There are several steps to this analysis
- Importing Libraries
- Load Data and Perform Initial Exploration
- Further Inspect the Datasets
- Identify Missing Values
- Identify Outliers in the Trees Dimensions
- Identify Duplicates in the Trees Dataset
- Identify Geolocation Issues
- Identify Unmatched Data Each step involves analyzing the three datasets.

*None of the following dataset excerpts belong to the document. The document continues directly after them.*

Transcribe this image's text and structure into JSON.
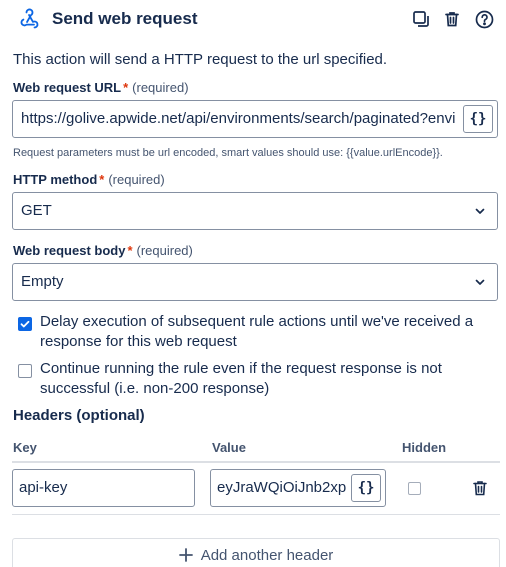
{
  "header": {
    "title": "Send web request",
    "icons": [
      "webhook-icon",
      "duplicate-icon",
      "trash-icon",
      "help-icon"
    ]
  },
  "description": "This action will send a HTTP request to the url specified.",
  "url_field": {
    "label": "Web request URL",
    "required_mark": "*",
    "required_text": "(required)",
    "value": "https://golive.apwide.net/api/environments/search/paginated?envi",
    "smart_button": "{}",
    "hint": "Request parameters must be url encoded, smart values should use: {{value.urlEncode}}."
  },
  "method_field": {
    "label": "HTTP method",
    "required_mark": "*",
    "required_text": "(required)",
    "value": "GET"
  },
  "body_field": {
    "label": "Web request body",
    "required_mark": "*",
    "required_text": "(required)",
    "value": "Empty"
  },
  "options": [
    {
      "checked": true,
      "label": "Delay execution of subsequent rule actions until we've received a response for this web request"
    },
    {
      "checked": false,
      "label": "Continue running the rule even if the request response is not successful (i.e. non-200 response)"
    }
  ],
  "headers": {
    "title": "Headers (optional)",
    "columns": [
      "Key",
      "Value",
      "Hidden"
    ],
    "rows": [
      {
        "key": "api-key",
        "value": "eyJraWQiOiJnb2xp",
        "hidden": false,
        "smart_button": "{}"
      }
    ],
    "add_label": "Add another header"
  },
  "colors": {
    "accent": "#0c66e4",
    "text": "#172b4d",
    "subtle": "#44546f",
    "border": "#8590a2",
    "required": "#de350b"
  }
}
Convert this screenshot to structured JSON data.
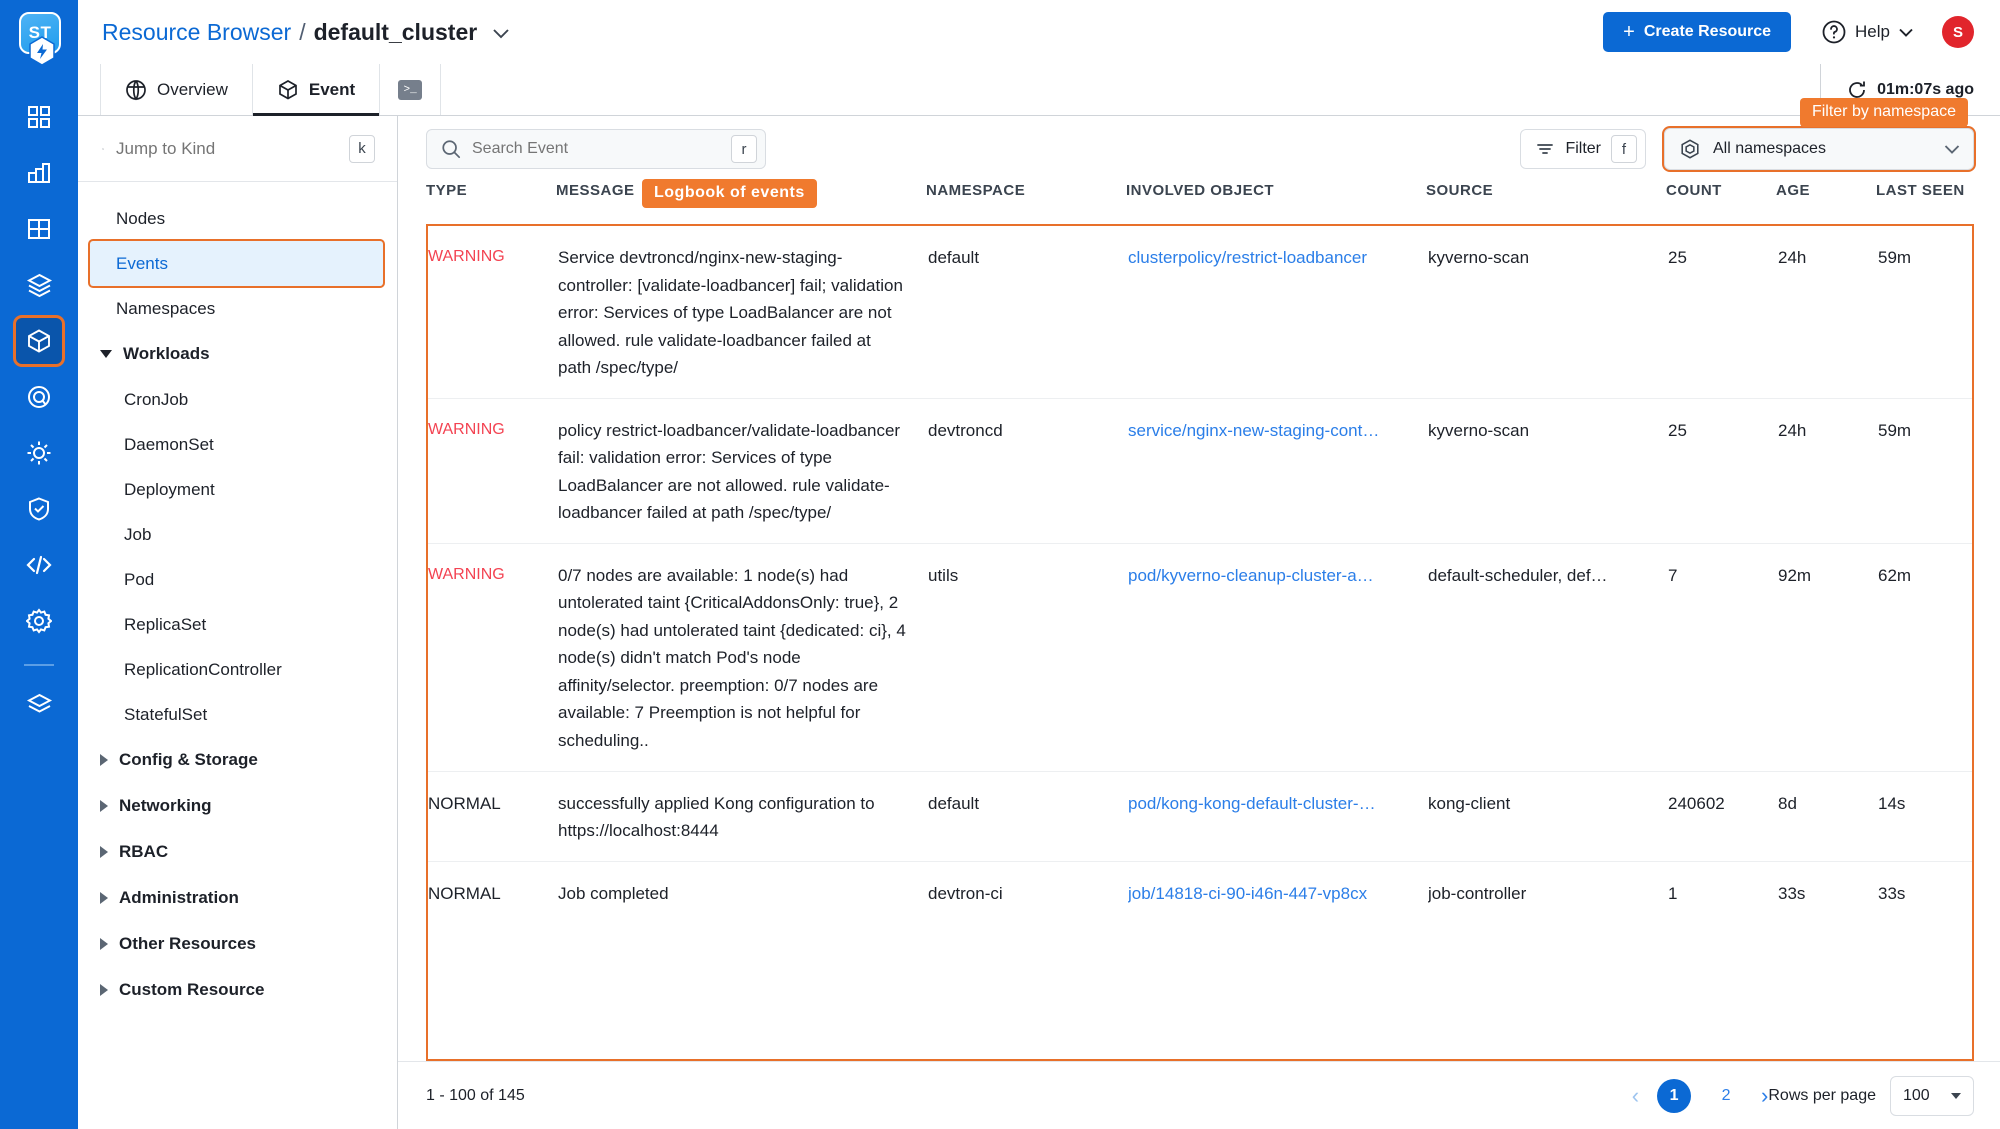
{
  "brand": {
    "logo_text": "ST",
    "accent": "#0b69d4",
    "callout_color": "#f07a2e"
  },
  "topbar": {
    "breadcrumb_root": "Resource Browser",
    "breadcrumb_sep": "/",
    "breadcrumb_current": "default_cluster",
    "create_plus": "+",
    "create_label": "Create Resource",
    "help_label": "Help",
    "avatar_initial": "S"
  },
  "tabs": [
    {
      "label": "Overview",
      "icon": "globe-icon",
      "active": false
    },
    {
      "label": "Event",
      "icon": "cube-icon",
      "active": true
    },
    {
      "label": "",
      "icon": "terminal-icon",
      "active": false
    }
  ],
  "refresh": {
    "label": "01m:07s ago",
    "icon": "refresh-icon"
  },
  "sidebar": {
    "search_placeholder": "Jump to Kind",
    "search_value": "",
    "search_kbd": "k",
    "top_items": [
      {
        "label": "Nodes",
        "selected": false
      },
      {
        "label": "Events",
        "selected": true
      },
      {
        "label": "Namespaces",
        "selected": false
      }
    ],
    "groups": [
      {
        "label": "Workloads",
        "expanded": true,
        "children": [
          "CronJob",
          "DaemonSet",
          "Deployment",
          "Job",
          "Pod",
          "ReplicaSet",
          "ReplicationController",
          "StatefulSet"
        ]
      },
      {
        "label": "Config & Storage",
        "expanded": false,
        "children": []
      },
      {
        "label": "Networking",
        "expanded": false,
        "children": []
      },
      {
        "label": "RBAC",
        "expanded": false,
        "children": []
      },
      {
        "label": "Administration",
        "expanded": false,
        "children": []
      },
      {
        "label": "Other Resources",
        "expanded": false,
        "children": []
      },
      {
        "label": "Custom Resource",
        "expanded": false,
        "children": []
      }
    ]
  },
  "toolbar": {
    "search_placeholder": "Search Event",
    "search_value": "",
    "search_kbd": "r",
    "filter_label": "Filter",
    "filter_kbd": "f",
    "namespace_value": "All namespaces",
    "namespace_callout": "Filter by namespace",
    "logbook_callout": "Logbook of events"
  },
  "table": {
    "columns": [
      "TYPE",
      "MESSAGE",
      "NAMESPACE",
      "INVOLVED OBJECT",
      "SOURCE",
      "COUNT",
      "AGE",
      "LAST SEEN"
    ],
    "rows": [
      {
        "type": "WARNING",
        "message": "Service devtroncd/nginx-new-staging-controller: [validate-loadbancer] fail; validation error: Services of type LoadBalancer are not allowed. rule validate-loadbancer failed at path /spec/type/",
        "namespace": "default",
        "involved_object": "clusterpolicy/restrict-loadbancer",
        "source": "kyverno-scan",
        "count": "25",
        "age": "24h",
        "last_seen": "59m"
      },
      {
        "type": "WARNING",
        "message": "policy restrict-loadbancer/validate-loadbancer fail: validation error: Services of type LoadBalancer are not allowed. rule validate-loadbancer failed at path /spec/type/",
        "namespace": "devtroncd",
        "involved_object": "service/nginx-new-staging-cont…",
        "source": "kyverno-scan",
        "count": "25",
        "age": "24h",
        "last_seen": "59m"
      },
      {
        "type": "WARNING",
        "message": "0/7 nodes are available: 1 node(s) had untolerated taint {CriticalAddonsOnly: true}, 2 node(s) had untolerated taint {dedicated: ci}, 4 node(s) didn't match Pod's node affinity/selector. preemption: 0/7 nodes are available: 7 Preemption is not helpful for scheduling..",
        "namespace": "utils",
        "involved_object": "pod/kyverno-cleanup-cluster-a…",
        "source": "default-scheduler, def…",
        "count": "7",
        "age": "92m",
        "last_seen": "62m"
      },
      {
        "type": "NORMAL",
        "message": "successfully applied Kong configuration to https://localhost:8444",
        "namespace": "default",
        "involved_object": "pod/kong-kong-default-cluster-…",
        "source": "kong-client",
        "count": "240602",
        "age": "8d",
        "last_seen": "14s"
      },
      {
        "type": "NORMAL",
        "message": "Job completed",
        "namespace": "devtron-ci",
        "involved_object": "job/14818-ci-90-i46n-447-vp8cx",
        "source": "job-controller",
        "count": "1",
        "age": "33s",
        "last_seen": "33s"
      }
    ]
  },
  "footer": {
    "range_text": "1 - 100 of 145",
    "prev_glyph": "‹",
    "next_glyph": "›",
    "pages": [
      "1",
      "2"
    ],
    "active_page": "1",
    "rows_per_page_label": "Rows per page",
    "rows_per_page_value": "100"
  }
}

- Tree Dataset: This dataset is present in excel format. It contains data such as Identifier (unique for each tree), tree location in Camden (Latitude and Longitude), tree characteristics (Spread, Diameter and Height) and other necessary information such as Site Name, Inspection Date, Inspection Due Date
- Tree Environmental Dataset: This dataset is present in csv format and contains information such as Identifier, Maturity, Physiological Condition, Tree Set To Be Removed, Removal Reason, Capital Asset Value For Amenity Trees, Carbon Storage In Kilograms, Gross Carbon Sequestration Per Year In Kilograms and Pollution Removal Per Year In Grams
- Common Names Dataset: This dataset is present in json format and it contains the scientific and common names of trees. This data is taken from a Horticulture website.
Overall analysis of these datasets leads to data quality issues and their solutions.